At any rate... It was a little difficult to get into, because there was a lot of explanation, but in the end, once it kicked off, it just went gently on.

Gently... It is one of the most gentle love-stories I have read. Certainly reading Dumas one expects more passionate stuff, great declarations, not tender, gentle, na´ve love. It is so adorable to have those two people who do not know love better than they do the black tulip, get to know it.

And that is where I think the black tulip actually comes in. The black tulip was not yet invented when Dumas was alive, but only in the 1880s it came about in a slightly purple form. Later a real black one was developed. But, for Dumas in 1850 this was still the unattainable, impossible, divine almost, tulip. He brings the impossible black tulip into the story as a developing love child between Cornelius Van Baerle and Rosa Gryphus, he even compares it to that in the Conclusion. As the tulip develops, Rosa and Cornelius's love also develops, her father tries to kill it, but it develops nonetheless, not least because of Rosa's attention. And indeed, love is got with two and does not allow to be developed from one side.
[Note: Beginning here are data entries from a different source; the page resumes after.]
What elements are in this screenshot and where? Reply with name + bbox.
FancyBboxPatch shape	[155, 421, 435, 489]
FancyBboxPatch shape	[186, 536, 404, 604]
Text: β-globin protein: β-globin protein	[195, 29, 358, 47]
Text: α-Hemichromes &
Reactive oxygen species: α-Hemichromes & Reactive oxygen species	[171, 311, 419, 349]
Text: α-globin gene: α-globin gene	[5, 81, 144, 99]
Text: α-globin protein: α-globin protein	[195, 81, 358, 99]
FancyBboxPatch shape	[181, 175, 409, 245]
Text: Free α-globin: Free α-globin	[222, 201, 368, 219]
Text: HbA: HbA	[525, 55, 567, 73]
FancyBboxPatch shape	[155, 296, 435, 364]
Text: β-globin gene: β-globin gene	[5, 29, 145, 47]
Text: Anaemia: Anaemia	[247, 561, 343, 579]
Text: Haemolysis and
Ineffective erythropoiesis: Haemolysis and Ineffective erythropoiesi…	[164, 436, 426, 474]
As Boxtel steels the fully developed tulip, does he think he will be allowed to marry Rosa or does she also have a say in it?

But love is something that develops under the right conditions, in the right grounds and with the right attention. When it develops, it is unstoppable, and it has no place in an environment of envy; it does not give up when it is killed when just emerging; it is worth fighting for and it is wrapped up in innocence.

Beautiful story with the most tender and innocent aproach to developing love. A cute read!